Other established prognosis parameters, such as the Fong score, are missing. Since not all patients underwent to liver metastasectomies, we had decided to report assessment of the BRAF-BeCool score, a more recent, up-to-date and widely applicable score, being useful for patients irrespective of surgeries (data are reported on Table 2, page 7; page 8, lines 271-273; page 13, lines 402-404). Fong score is applicable to patients undergoing liver resection. However, in our V600E cohort less than 20% (N 8) of patients underwent to metastasectomy.

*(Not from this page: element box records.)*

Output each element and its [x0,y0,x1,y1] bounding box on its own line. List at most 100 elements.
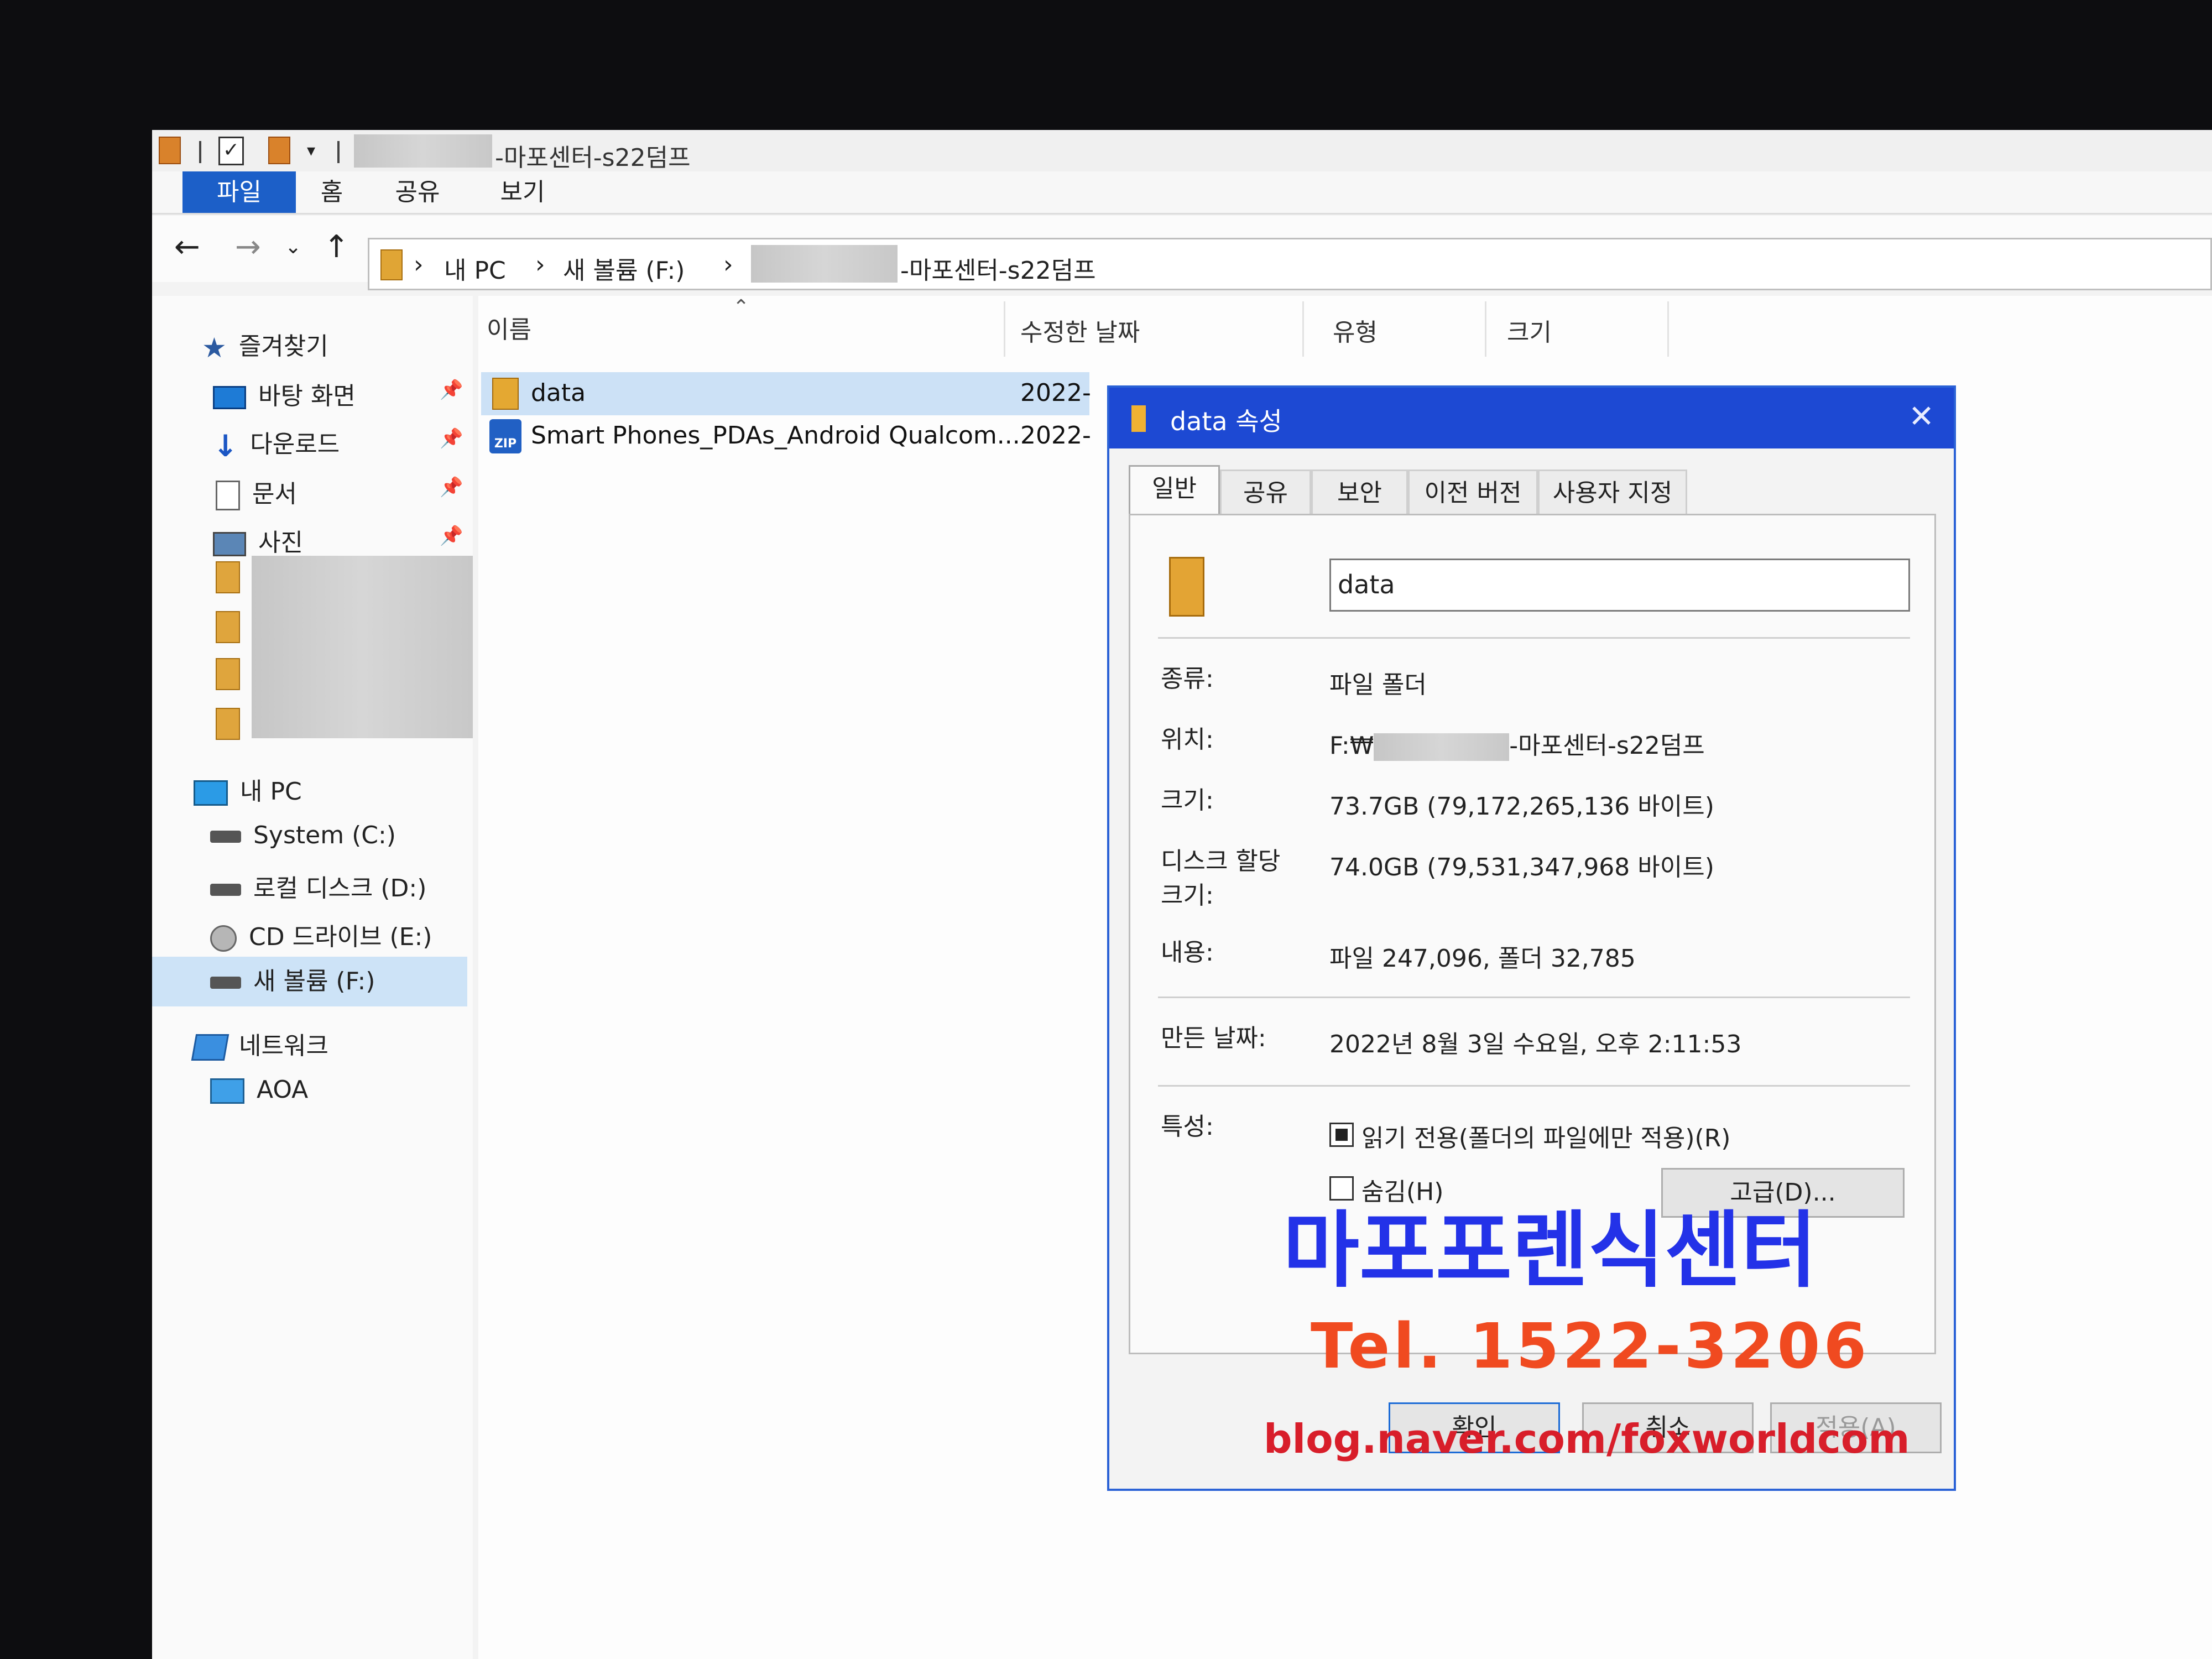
zip-badge: ZIP [494,437,517,451]
sidebar-item-downloads[interactable]: ↓ 다운로드 [213,424,340,463]
size-label: 크기: [1161,786,1214,815]
download-arrow-icon: ↓ [213,428,238,463]
folder-icon[interactable] [216,561,240,593]
size-on-disk-label: 디스크 할당 크기: [1161,847,1281,910]
pin-icon[interactable]: 📌 [440,476,463,498]
properties-icon[interactable]: ✓ [218,137,244,165]
cd-drive-icon [210,925,237,952]
sidebar-item-label: 문서 [252,480,297,508]
column-divider[interactable] [1004,301,1005,357]
separator [199,141,201,163]
dialog-titlebar[interactable]: data 속성 ✕ [1109,388,1954,448]
tab-view[interactable]: 보기 [478,171,567,213]
desktop-icon [213,386,246,409]
watermark-phone: Tel. 1522-3206 [1311,1311,1870,1383]
recent-locations-chevron-icon[interactable]: ⌄ [285,228,301,267]
forward-arrow-icon[interactable]: → [235,228,261,267]
new-folder-icon[interactable] [268,137,290,164]
tab-home[interactable]: 홈 [299,171,365,213]
sidebar-item-label: 다운로드 [250,430,340,458]
table-row[interactable]: ZIP Smart Phones_PDAs_Android Qualcom...… [481,415,1091,458]
breadcrumb-separator: › [723,251,733,279]
folder-icon[interactable] [216,658,240,690]
customize-quick-access-icon[interactable]: ▾ [307,137,315,165]
tab-customize[interactable]: 사용자 지정 [1538,469,1687,514]
sidebar-item-label: AOA [257,1076,309,1104]
sidebar-item-drive-c[interactable]: System (C:) [210,821,396,849]
redacted-block [252,556,473,738]
sidebar-item-pictures[interactable]: 사진 [213,523,303,558]
window-titlebar: ✓ ▾ -마포센터-s22덤프 [152,130,2212,172]
folder-icon [492,378,519,410]
drive-icon [210,977,241,989]
dialog-title: data 속성 [1170,406,1282,436]
column-header-date-modified[interactable]: 수정한 날짜 [1020,312,1140,348]
close-icon[interactable]: ✕ [1908,399,1934,435]
breadcrumb-this-pc[interactable]: 내 PC [444,251,506,286]
tab-general[interactable]: 일반 [1129,465,1220,514]
separator [337,141,340,163]
up-arrow-icon[interactable]: ↑ [324,228,349,267]
column-header-type[interactable]: 유형 [1333,312,1378,348]
breadcrumb-current-folder[interactable]: -마포센터-s22덤프 [900,251,1096,286]
folder-icon [1131,405,1146,432]
readonly-checkbox[interactable] [1329,1123,1354,1147]
pin-icon[interactable]: 📌 [440,427,463,450]
table-row[interactable]: data 2022- [481,372,1091,415]
location-suffix: -마포센터-s22덤프 [1509,732,1705,760]
ribbon: 파일 홈 공유 보기 [152,171,2212,215]
sidebar-item-aoa[interactable]: AOA [210,1076,308,1104]
sidebar-item-label: 바탕 화면 [258,382,356,410]
sidebar-item-label: System (C:) [253,821,396,849]
pictures-icon [213,532,246,556]
tab-security[interactable]: 보안 [1311,469,1408,514]
sidebar-item-drive-e[interactable]: CD 드라이브 (E:) [210,917,432,952]
document-icon [216,481,240,510]
divider [1158,1085,1910,1087]
sidebar-item-quick-access[interactable]: ★ 즐겨찾기 [202,326,328,364]
sidebar-item-documents[interactable]: 문서 [216,474,297,510]
folder-icon[interactable] [216,708,240,740]
readonly-checkbox-label: 읽기 전용(폴더의 파일에만 적용)(R) [1361,1124,1731,1152]
column-divider[interactable] [1485,301,1486,357]
navigation-pane: ★ 즐겨찾기 바탕 화면 📌 ↓ 다운로드 📌 문서 📌 사진 📌 내 PC Sys… [152,296,473,1659]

In other words, the exact description of the cohort of patients examined, including a CONSORT diagram is missing. Therefore, the value of the work is significantly reduced and the present form is not suitable for publication in the journal. We did not provide a CONSORT diagram (which is required in case of randomized clinical trial) due to the nature of the study (retrospective, observational).

Round 2

Reviewer 2 Report

The authors'responses are clear and complete with the addition of the required informations.